L'Algérie cherche à tout prix à éviter que l'option militaire favorisée par la France, l'Egypte, les EAU et l'Italie ne compromette le bon déroulement des premières discussions inter-libyennes qui se sont tenues à Alger le 10 mars

La doctrine de défense algérienne face au principe de réalité

Lorsqu'en mai 2014, conjointement aux marines américains et aux forces spéciales françaises, l'Algérie engage 3 500 parachutistes et un contingent logistique de 1 500 hommes pour éliminer des éléments d'al-Qaïda au Maghreb islamique (AQMI) dans les villes de Nalout et Zintan et détruire les camps d'entraînement djihadistes dans la région de Sebha, de nombreux responsables politiques et militaires en déduisent que l'Algérie vient de rompre avec sa doctrine de défense fondée sur le principe de non-intervention militaire hors-frontières.

Or si cette opération a démontré que des ajustements ponctuels de doctrine étaient possibles lorsque la menace est jugée sérieuse, il n'en demeure pas moins que, pour Alger, la priorité reste la résolution politique des crises régionales.

Au sein des cercles diplomatiques et militaires algériens, il existe certes des divergences générationnelles sur le sujet : les anciens, partisans de l'approche défensive, continuent de penser que ce principe constitutionnel demeure intangible ; les plus jeunes prônent une adaptation de cette doctrine aux réalités du contexte actuel et au cas par cas.

« Certains pensent qu’il faudrait profiter du dispositif mis en place par l’ANP [l’Armée nationale populaire] aux frontières est pour littéralement ‘’débloquer’’ les grandes villes libyennes et faire reculer les troupes d’Ansar al-Charia vers l’ouest, où elles seraient prises en charge par l’armée égyptienne. D’autres privilégient un scénario semblable à celui qu’entreprend l’Egypte, en choisissant les attaques aériennes ciblées sur les regroupements de forces et l’infrastructure de Daech en Libye », écrit le journaliste algérien Akram Kharief dans El Watan.

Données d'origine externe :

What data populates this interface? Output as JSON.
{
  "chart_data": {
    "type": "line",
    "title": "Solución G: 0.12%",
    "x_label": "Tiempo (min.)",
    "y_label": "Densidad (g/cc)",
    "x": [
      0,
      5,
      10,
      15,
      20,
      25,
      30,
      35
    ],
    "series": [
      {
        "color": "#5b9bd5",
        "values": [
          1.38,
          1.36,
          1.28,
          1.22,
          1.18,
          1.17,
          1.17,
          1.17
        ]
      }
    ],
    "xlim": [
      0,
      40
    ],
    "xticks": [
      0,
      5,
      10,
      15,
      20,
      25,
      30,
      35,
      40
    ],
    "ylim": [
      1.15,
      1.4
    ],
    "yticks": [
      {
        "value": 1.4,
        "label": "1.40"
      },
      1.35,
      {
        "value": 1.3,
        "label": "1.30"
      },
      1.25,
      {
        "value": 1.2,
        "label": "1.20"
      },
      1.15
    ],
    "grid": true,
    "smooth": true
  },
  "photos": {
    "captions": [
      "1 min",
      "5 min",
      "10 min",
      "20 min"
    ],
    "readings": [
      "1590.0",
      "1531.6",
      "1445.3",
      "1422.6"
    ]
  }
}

Mais ce débat interne n'a pour l'instant pas infléchi l'approche défensive classique, dont la fonction première est la sécurisation des frontières et du territoire national. 

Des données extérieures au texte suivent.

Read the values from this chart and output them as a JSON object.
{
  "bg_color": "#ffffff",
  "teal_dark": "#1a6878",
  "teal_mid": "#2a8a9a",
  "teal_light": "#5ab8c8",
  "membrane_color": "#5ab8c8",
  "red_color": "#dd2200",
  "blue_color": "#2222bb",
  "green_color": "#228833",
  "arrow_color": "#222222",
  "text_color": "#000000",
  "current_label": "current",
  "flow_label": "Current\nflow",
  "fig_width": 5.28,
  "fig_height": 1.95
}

Paris-Alger, un partenariat opérationnel a minima

Depuis le redéploiement des forces françaises au Sahel dans le cadre du dispositif Barkhane en juillet 2014, l'Algérie est sous la pression de la France qui souhaiterait un appui militaire algérien conséquent pour venir à bout des foyers islamistes dans le sud-libyen. L’objectif à terme de Paris est de construire une large coalition de pays occidentaux, arabes et nord-africains, prêts à intervenir militairement en Libye.

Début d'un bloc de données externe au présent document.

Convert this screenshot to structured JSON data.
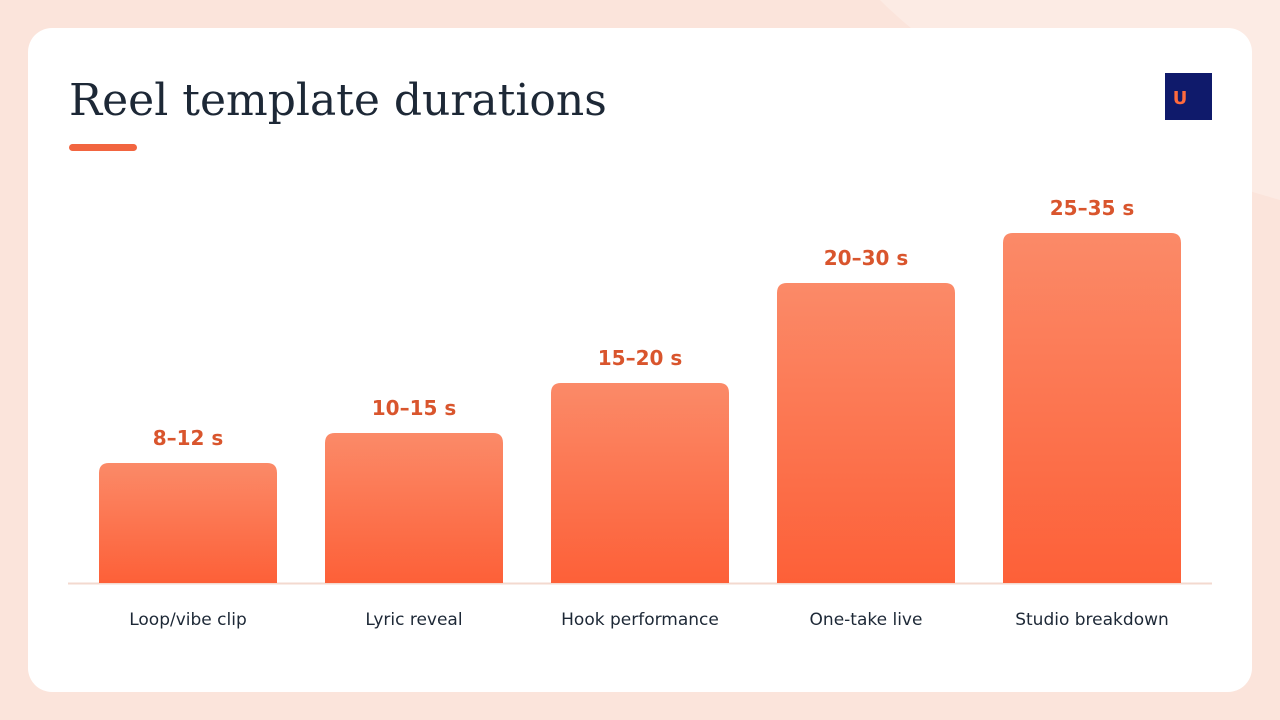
{
  "brand": {
    "logo_text": "U"
  },
  "chart_data": {
    "type": "bar",
    "title": "Reel template durations",
    "categories": [
      "Loop/vibe clip",
      "Lyric reveal",
      "Hook performance",
      "One-take live",
      "Studio breakdown"
    ],
    "values": [
      12,
      15,
      20,
      30,
      35
    ],
    "value_labels": [
      "8–12 s",
      "10–15 s",
      "15–20 s",
      "20–30 s",
      "25–35 s"
    ],
    "color": "#fd6038"
  }
}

Le rapprochement opérationnel entre Paris et Alger durant l'opération Serval au Mali a pu laisser croire à la France que l'Algérie accueillerait favorablement une initiative française de plus en Afrique du Nord et au Sahel. Les visites en Algérie du ministre de la défense, Jean-Yves Le Drian, et du chef d'Etat-major français, visaient justement à prendre le pouls de l'Algérie et à évaluer le niveau et la nature de sa contribution à une action militaire potentielle en Libye.

Or la France s'est heurtée à un refus catégorique de l'Algérie lors de la réunion du 5+5 (Mauritanie, Maroc, Algérie, Tunisie, Libye au sud de la Méditerranée, et Italie, Portugal, Espagne, France et Malte au nord) tenue à Madrid le 17 septembre 2014 : « Nous ne voulons pas que les parties [en conflit] en arrivent à des arrangements de sécurité qui permettront de protéger les personnes et les biens dans ce pays tout en réunissant les conditions de la poursuite de la lutte antiterroriste, car cela demeure un défi important », avait alors déclaré le ministre algérien des Affaires étrangères

En tournée au Niger, Jean-Yves le Drian « a lancé des signaux qui vont dans le sens d’une intervention armée en Libye [bien que] la France plaide avant tout pour une solution politique. Néanmoins, certains hauts gradés n’excluent pas la possibilité de frappes aériennes coordonnées, pour peu que l’Egypte et l’Algérie donnent leur feu vert », selon l’analyste algérien Ali Boukhlef

La France, qui est liée à l'Algérie par un accord de coopération en matière de défense depuis février 2013, peut néanmoins compter sur un partenariat opérationnel ponctuel d'Alger sous forme d'interventions limitées aux frontières, destinées à contenir l'expansion ou à stopper les déplacements de groupes criminels ou de djihadistes armés d'un pays à l'autre.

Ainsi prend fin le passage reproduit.